The Harvard Lampoon, a semi-secret Sorrento Square social organization that used to occasionally publish a so-called humor magazine, was denied rights to "lampoon.com" after accusing the owner of that domain name of piggybacking off of its brand.

The Lampoon tried to argue that Reflex Publishing, a Florida-based company that owns "lampoon.com" and has a host of common words registered as domain names, had “no rights or legitimate interests in the Domain Name,” according to a domain arbitration panel filing.

The Lampoon's complaint against Reflex Publishing was denied late last month, however, after failing to prove that Reflex Publishing's use of the domain name was done with malicious intent.

"After carefully considering the totality of the circumstances in the record, the Panel does not find any evidence demonstrating that Respondent registered the Domain Name with the aim of profiting from and exploiting Complainant's rights in the LAMPOON Mark," the panel said.

The crux of the panel's finding was that there isn't anything special about the word "lampoon," a word that can be found in the dictionary.

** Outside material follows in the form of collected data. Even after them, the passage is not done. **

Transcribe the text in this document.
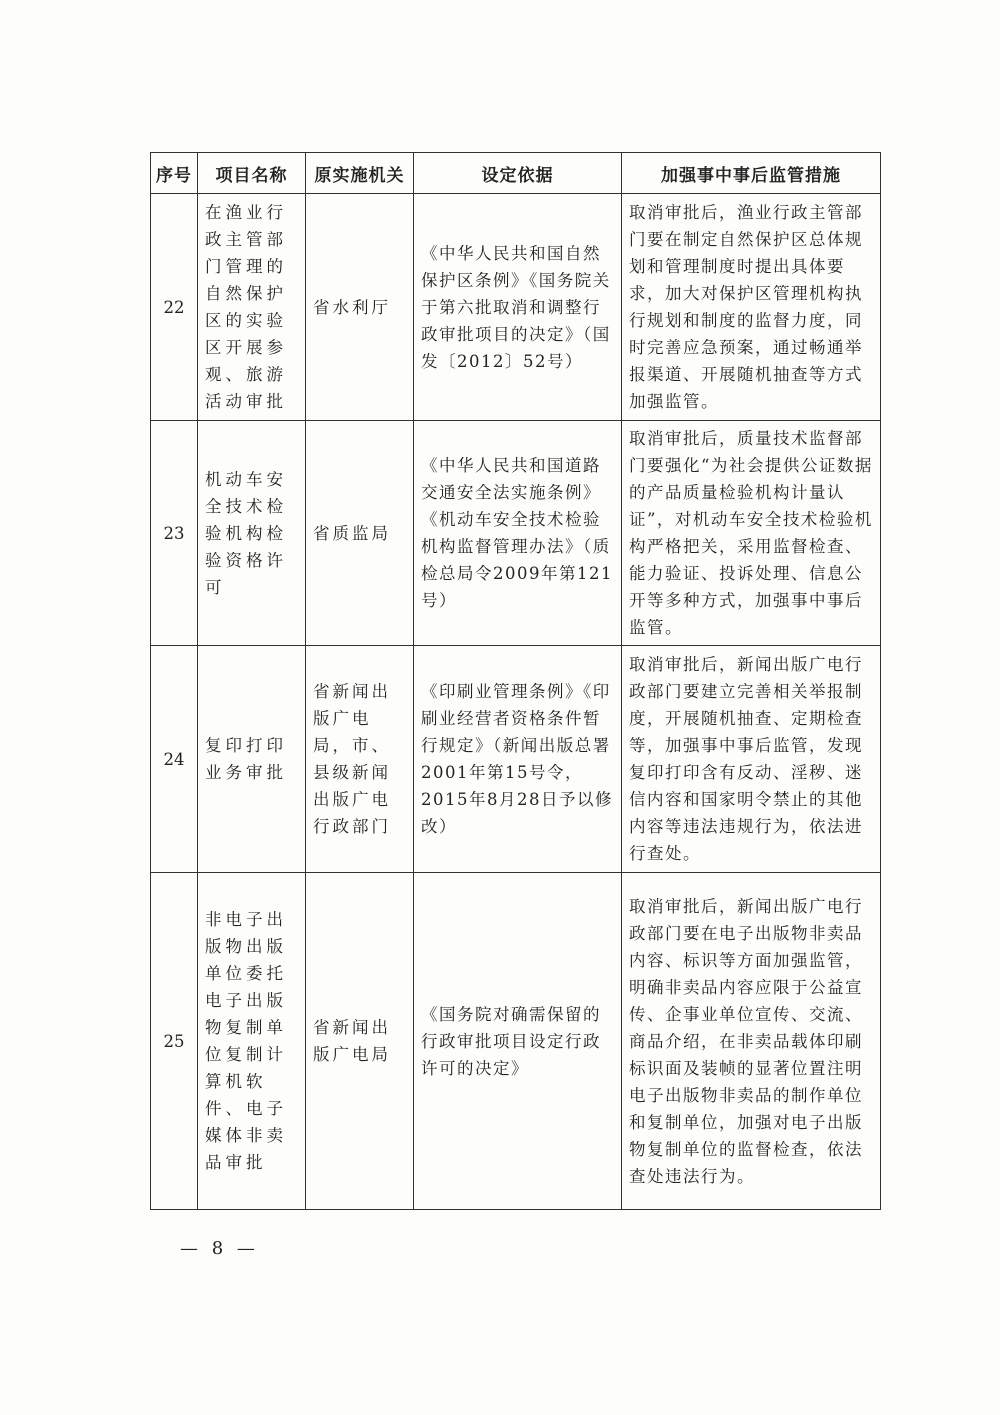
序号	项目名称	原实施机关	设定依据	加强事中事后监管措施
22	在渔业行政主管部门管理的自然保护区的实验区开展参观、旅游活动审批	省水利厅	《中华人民共和国自然保护区条例》《国务院关于第六批取消和调整行政审批项目的决定》（国发〔2012〕52号）	取消审批后，渔业行政主管部门要在制定自然保护区总体规划和管理制度时提出具体要求，加大对保护区管理机构执行规划和制度的监督力度，同时完善应急预案，通过畅通举报渠道、开展随机抽查等方式加强监管。
23	机动车安全技术检验机构检验资格许可	省质监局	《中华人民共和国道路交通安全法实施条例》《机动车安全技术检验机构监督管理办法》（质检总局令2009年第121号）	取消审批后，质量技术监督部门要强化“为社会提供公证数据的产品质量检验机构计量认证”，对机动车安全技术检验机构严格把关，采用监督检查、能力验证、投诉处理、信息公开等多种方式，加强事中事后监管。
24	复印打印业务审批	省新闻出版广电局，市、县级新闻出版广电行政部门	《印刷业管理条例》《印刷业经营者资格条件暂行规定》（新闻出版总署2001年第15号令，2015年8月28日予以修改）	取消审批后，新闻出版广电行政部门要建立完善相关举报制度，开展随机抽查、定期检查等，加强事中事后监管，发现复印打印含有反动、淫秽、迷信内容和国家明令禁止的其他内容等违法违规行为，依法进行查处。
25	非电子出版物出版单位委托电子出版物复制单位复制计算机软件、电子媒体非卖品审批	省新闻出版广电局	《国务院对确需保留的行政审批项目设定行政许可的决定》	取消审批后，新闻出版广电行政部门要在电子出版物非卖品内容、标识等方面加强监管，明确非卖品内容应限于公益宣传、企事业单位宣传、交流、商品介绍，在非卖品载体印刷标识面及装帧的显著位置注明电子出版物非卖品的制作单位和复制单位，加强对电子出版物复制单位的监督检查，依法查处违法行为。
— 8 —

"[T]he LAMPOON Mark nonetheless comprises the common dictionary word 'lampoon,' which the record and the Panel's own searching indicates is subject to significant and widespread third-party use in its ordinary or descriptive sense," the panel said, listing other uses of the word, such as "in articles discussing satirical commentary, in the name of business establishments, as a font name, in event names, book titles and name of hanging lamp."

Maybe the Harvard Lampoon really isn't as notable as its members may believe.

“As a Lampoon writer, the court’s decision saddens me, but as a domain rights enthusiast, I find it thrilling," said Charles A. Sull ’12, the organization's president.

The panel that made the determination was associated with the Arbitration and Mediation Center, associated with the World Intellectual Property Organization. The Lampoon filed the complaint in April.